Whenever I got a Sub-10 on the 3x3, or Sub-2 on 2x2 I say "Jest!". Which means something like "Got it!", but it sounds like saying "Yes!". Here's a video example:





Ps.: Thanks to Brest for the reconstruction.


----------



## aaronb (Dec 4, 2011)

I say "Yes!" and give a little fist pump; then return to my solves.


----------



## Carrot (Dec 4, 2011)

well...






ohh, and this is actually just my third or fourth best official solve  (2.36, 2.40, 2.46, 2.46)


----------



## Daniel Wu (Dec 4, 2011)

If Odder's not knocking the batteries out of the timer display, he's hitting the table so hard that the timer flies up in the air.


----------



## Viktor Kalmar (Dec 4, 2011)

my pb is 7.19
i jump on the table and scream "i´m sub NR" ---> WONDERFUL ^^


----------



## oranjules (Dec 4, 2011)

+1 rickcube 
For me, well...




(the last one)
And the reaction wasn't entirely filmed, then i punched a table very hard


----------



## Muesli (Dec 4, 2011)

I'm so dramatic.


----------



## Achifaifa (Dec 5, 2011)

I smile and try to beat it again...


----------



## onlyleftname (Dec 5, 2011)

Well f***...


----------



## Andreaillest (Dec 5, 2011)

Like the stars have aligned and the Rainbows have resined upon my existence.

But seriously, I just stare at the screen for a bit in disbelief and smile. Then I move on.


----------



## Sa967St (Dec 5, 2011)

In competition I go nuts if I get a PB in an event I care about.


----------



## Weston (Dec 5, 2011)

I tell Wonie and he tells me that it's not fast enough.


----------



## Rpotts (Dec 5, 2011)

And that it's just because you turn fast enough to not have to be able to look ahead.


----------



## JianhanC (Dec 5, 2011)

1) Wtf, that was a PB?
2) Olook PB.
3) F*** yes!
4) Ehhh, that was one lol solve.
5) If it's a rolling average I just chuckle and usually screw up the last solve.


----------



## chris w (Dec 5, 2011)

if 3x3 single - massive wtf/lol
if 3x3 avg5 - cool
if 3x3 avg12 - yay
anything else - meh still epic nub


----------



## pappas (Dec 5, 2011)

I have no idea what my pb's are so.... normally not much happens.


----------



## Zane_C (Dec 5, 2011)

My reaction depends how much I break the pb by, usually I'll do the old fist pump.


----------



## Carson (Dec 5, 2011)

There is the initial shock+ego swell, then I realize that despite being a PB... it is still slow. :-(


----------



## Cool Frog (Dec 5, 2011)

My reaction is mostly Lulz.


----------



## RCTACameron (Dec 5, 2011)

For 2x2/3x3 PB average, I just say "yes!" loudly.
For 2x2/3x3 PB single, or anything else that's really lucky, I laugh.
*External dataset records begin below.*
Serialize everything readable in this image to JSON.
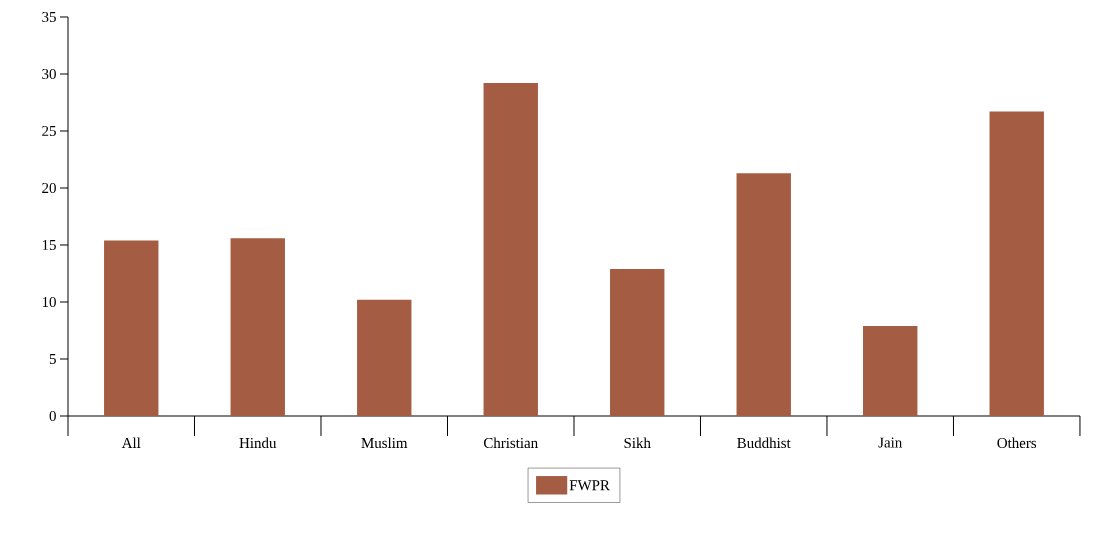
{
  "chart_data": {
    "type": "bar",
    "categories": [
      "All",
      "Hindu",
      "Muslim",
      "Christian",
      "Sikh",
      "Buddhist",
      "Jain",
      "Others"
    ],
    "series": [
      {
        "name": "FWPR",
        "color": "#a45c43",
        "values": [
          15.4,
          15.6,
          10.2,
          29.2,
          12.9,
          21.3,
          7.9,
          26.7
        ]
      }
    ],
    "ylim": [
      0,
      35
    ],
    "yticks": [
      0,
      5,
      10,
      15,
      20,
      25,
      30,
      35
    ],
    "grid": false,
    "legend": "bottom"
  }
}
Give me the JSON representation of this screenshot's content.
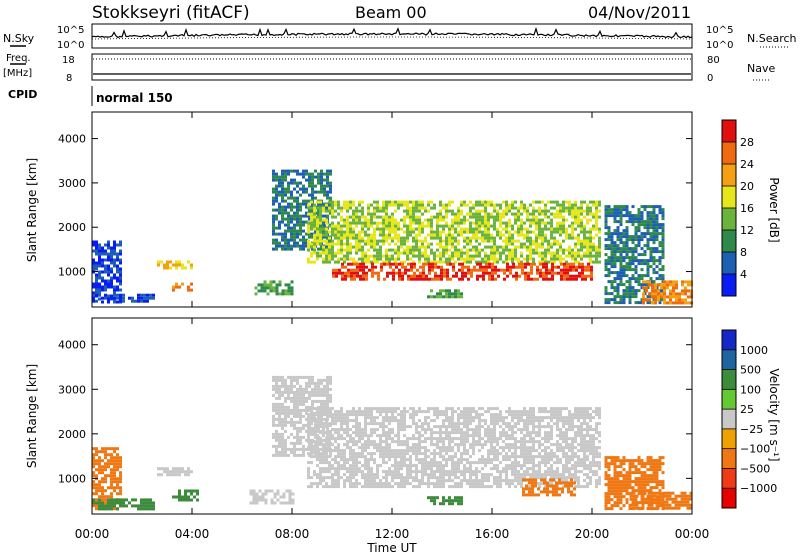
{
  "header": {
    "station": "Stokkseyri (fitACF)",
    "beam": "Beam 00",
    "date": "04/Nov/2011"
  },
  "panels": {
    "nsky": {
      "label": "N.Sky",
      "left_ticks": [
        "10^5",
        "10^0"
      ],
      "right_ticks": [
        "10^5",
        "10^0"
      ],
      "right_label": "N.Search"
    },
    "freq": {
      "label": "Freq.",
      "unit": "[MHz]",
      "left_ticks": [
        "18",
        "8"
      ],
      "right_ticks": [
        "80",
        "0"
      ],
      "right_label": "Nave"
    },
    "cpid": {
      "label": "CPID",
      "value": "normal 150"
    }
  },
  "colorbars": {
    "power": {
      "label": "Power [dB]",
      "ticks": [
        "28",
        "24",
        "20",
        "16",
        "12",
        "8",
        "4"
      ],
      "colors": [
        "#0a1cf5",
        "#1d5fb4",
        "#2e8a4a",
        "#6ab33c",
        "#e6e61a",
        "#f5a012",
        "#f06a10",
        "#e01010"
      ]
    },
    "velocity": {
      "label": "Velocity [m s⁻¹]",
      "ticks": [
        "1000",
        "500",
        "100",
        "25",
        "−25",
        "−100",
        "−500",
        "−1000"
      ],
      "colors": [
        "#1428c8",
        "#1e64a0",
        "#3c8c3c",
        "#64c832",
        "#c8c8c8",
        "#f0a000",
        "#f07814",
        "#f03c14",
        "#e60000"
      ]
    }
  },
  "chart_data": [
    {
      "type": "heatmap",
      "name": "power",
      "ylabel": "Slant Range [km]",
      "ylim": [
        200,
        4600
      ],
      "yticks": [
        "1000",
        "2000",
        "3000",
        "4000"
      ],
      "xlim": [
        0,
        24
      ],
      "xticks": [
        "00:00",
        "04:00",
        "08:00",
        "12:00",
        "16:00",
        "20:00",
        "00:00"
      ],
      "regions": [
        {
          "t0": 0.0,
          "t1": 1.2,
          "r0": 300,
          "r1": 1700,
          "level": 4
        },
        {
          "t0": 0.0,
          "t1": 2.5,
          "r0": 300,
          "r1": 500,
          "level": 4
        },
        {
          "t0": 2.6,
          "t1": 4.0,
          "r0": 1050,
          "r1": 1250,
          "level": 20
        },
        {
          "t0": 3.2,
          "t1": 4.0,
          "r0": 550,
          "r1": 750,
          "level": 24
        },
        {
          "t0": 6.5,
          "t1": 8.0,
          "r0": 500,
          "r1": 800,
          "level": 12
        },
        {
          "t0": 7.2,
          "t1": 9.6,
          "r0": 1500,
          "r1": 3300,
          "level": 8
        },
        {
          "t0": 8.6,
          "t1": 20.3,
          "r0": 1200,
          "r1": 2600,
          "level": 16
        },
        {
          "t0": 9.6,
          "t1": 20.0,
          "r0": 800,
          "r1": 1200,
          "level": 28
        },
        {
          "t0": 13.4,
          "t1": 14.8,
          "r0": 400,
          "r1": 600,
          "level": 12
        },
        {
          "t0": 20.5,
          "t1": 22.8,
          "r0": 300,
          "r1": 2500,
          "level": 8
        },
        {
          "t0": 22.0,
          "t1": 24.0,
          "r0": 300,
          "r1": 800,
          "level": 24
        }
      ]
    },
    {
      "type": "heatmap",
      "name": "velocity",
      "xlabel": "Time UT",
      "ylabel": "Slant Range [km]",
      "ylim": [
        200,
        4600
      ],
      "yticks": [
        "1000",
        "2000",
        "3000",
        "4000"
      ],
      "xlim": [
        0,
        24
      ],
      "xticks": [
        "00:00",
        "04:00",
        "08:00",
        "12:00",
        "16:00",
        "20:00",
        "00:00"
      ],
      "regions": [
        {
          "t0": 0.0,
          "t1": 1.2,
          "r0": 300,
          "r1": 1700,
          "level": -300
        },
        {
          "t0": 0.0,
          "t1": 2.5,
          "r0": 300,
          "r1": 550,
          "level": 100
        },
        {
          "t0": 2.6,
          "t1": 4.0,
          "r0": 1050,
          "r1": 1250,
          "level": 0
        },
        {
          "t0": 3.2,
          "t1": 4.2,
          "r0": 500,
          "r1": 750,
          "level": 100
        },
        {
          "t0": 6.3,
          "t1": 8.0,
          "r0": 450,
          "r1": 750,
          "level": 0
        },
        {
          "t0": 7.2,
          "t1": 9.6,
          "r0": 1500,
          "r1": 3300,
          "level": 0
        },
        {
          "t0": 8.6,
          "t1": 20.3,
          "r0": 800,
          "r1": 2600,
          "level": 0
        },
        {
          "t0": 13.4,
          "t1": 14.8,
          "r0": 400,
          "r1": 600,
          "level": 100
        },
        {
          "t0": 17.2,
          "t1": 19.3,
          "r0": 600,
          "r1": 1000,
          "level": -300
        },
        {
          "t0": 20.5,
          "t1": 22.8,
          "r0": 300,
          "r1": 1500,
          "level": -300
        },
        {
          "t0": 21.5,
          "t1": 24.0,
          "r0": 300,
          "r1": 700,
          "level": -300
        }
      ]
    }
  ]
}
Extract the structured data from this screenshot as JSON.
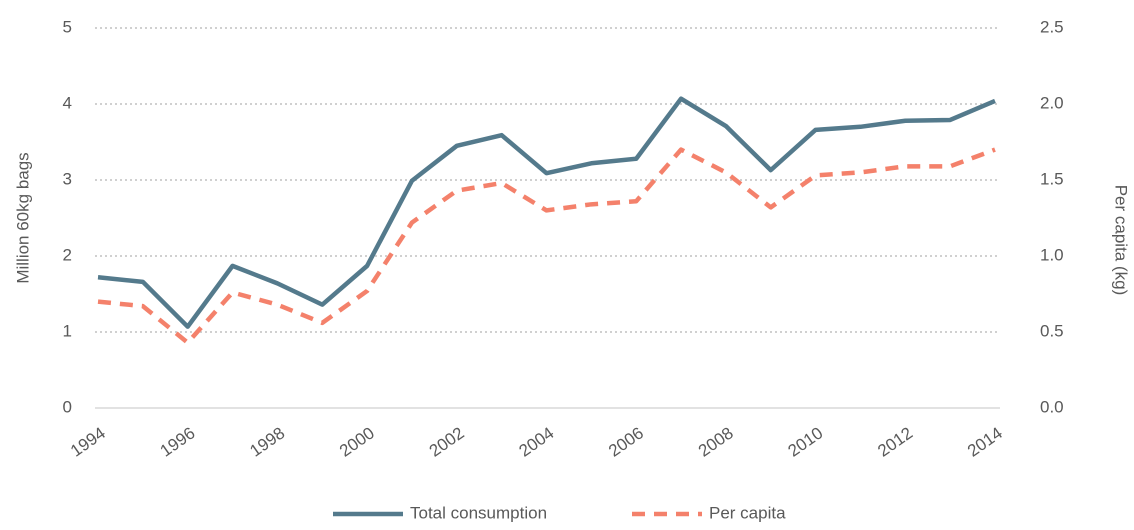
{
  "chart_data": {
    "type": "line",
    "x": [
      1994,
      1995,
      1996,
      1997,
      1998,
      1999,
      2000,
      2001,
      2002,
      2003,
      2004,
      2005,
      2006,
      2007,
      2008,
      2009,
      2010,
      2011,
      2012,
      2013,
      2014
    ],
    "series": [
      {
        "name": "Total consumption",
        "color": "#547a8c",
        "dash": false,
        "axis": "y",
        "values": [
          1.72,
          1.66,
          1.07,
          1.87,
          1.64,
          1.36,
          1.87,
          2.99,
          3.45,
          3.59,
          3.09,
          3.22,
          3.28,
          4.07,
          3.71,
          3.13,
          3.66,
          3.7,
          3.78,
          3.79,
          4.04
        ]
      },
      {
        "name": "Per capita",
        "color": "#f4816b",
        "dash": true,
        "axis": "y2",
        "values": [
          0.7,
          0.67,
          0.43,
          0.76,
          0.68,
          0.56,
          0.77,
          1.22,
          1.43,
          1.48,
          1.3,
          1.34,
          1.36,
          1.7,
          1.55,
          1.32,
          1.53,
          1.55,
          1.59,
          1.59,
          1.7
        ]
      }
    ],
    "xlim": [
      1994,
      2014
    ],
    "xticks": [
      1994,
      1996,
      1998,
      2000,
      2002,
      2004,
      2006,
      2008,
      2010,
      2012,
      2014
    ],
    "ylabel": "Million 60kg bags",
    "ylim": [
      0,
      5
    ],
    "yticks": [
      0,
      1,
      2,
      3,
      4,
      5
    ],
    "y2label": "Per capita (kg)",
    "y2lim": [
      0,
      2.5
    ],
    "y2ticks": [
      {
        "value": 0,
        "label": "0.0"
      },
      {
        "value": 0.5,
        "label": "0.5"
      },
      {
        "value": 1,
        "label": "1.0"
      },
      {
        "value": 1.5,
        "label": "1.5"
      },
      {
        "value": 2,
        "label": "2.0"
      },
      {
        "value": 2.5,
        "label": "2.5"
      }
    ],
    "grid": true,
    "legend": "bottom"
  }
}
I sometimes do fist pumps if I get good NL solves though.
For big cubes/pyraminx/OH, I will usually say "yes!", but not as loudly, or laugh if it's really lucky.
If it's something like Siamese cube, no reaction, except maybe, "oh, that's PB."


----------



## Mal (Dec 5, 2011)

I clap once and go yeah! Rowe has a video of a 7.08 single where he does what I do.


----------



## ~Adam~ (Dec 5, 2011)

I barely react, but I do pick my phone up and text my GF with the time and a 'Gadoosh!!!'. It's just sort of stuck since we learnt together.


----------



## Dacuba (Dec 5, 2011)

Breaking barriers does make me freak out. Especially on 3x3, everything from single to average of 50.
If I do a great single because I did a great solve and not because I got lucky, I smile and think about how great I am 

I had a 9.92 PLL Skip, my second sub10, and did hardly react.
But when I have a nl sub11, I'm happy every time.


----------



## Mollerz (Dec 5, 2011)

Usually if I break a PB it's like, that was a PB, oh, go me I guess. Then continue. If it's a big PB like my 3x3 single was, I finished and screamed OH ****.


----------



## marcobelotti (Dec 5, 2011)

when i'll get a sub 1 on the megaminx i'll destroy mi house!


----------



## Nestor (Dec 5, 2011)

I just go "yes!" with a fist thrown into the air. When I got my 13" solve I actually jumped from the table screaming... in a public place nevertheless.


----------



## n00bcub3r (Dec 5, 2011)

uuuuhhhh I usually start spazzing and freaking out. I remember I got one in school during lunch, and i started jumping and everyone started staring at me lol


----------



## Michael Womack (Dec 5, 2011)

n00bcub3r said:


> uuuuhhhh I usually start spazzing and freaking out. I remember I got one in school during lunch, and i started jumping and everyone started staring at me lol


 
what was the timer?


----------



## cuberkid10 (Dec 5, 2011)

2x2 Single: Eh
2x2 Average: Idk... Haven't beaten that in a year
3x3 Single; Clap with fist pump
3x3 Average: Fist pump and victory dance


----------



## thackernerd (Dec 5, 2011)

If it's a significant difference then before, I usually just start laughing repeatedly.


----------



## Rama (Dec 6, 2011)

Spoiler



[youtube]fkXICrixdCo


[/youtube]
Sorry for the self promotion.


----------



## iEnjoyCubing (Dec 6, 2011)

Like the guy at the end (1:12) of this video.


----------



## n00bcub3r (Dec 6, 2011)

> what was the timer?


 my watch.............


----------



## y3k9 (Dec 6, 2011)

Any PB:

Insta-jizz.


----------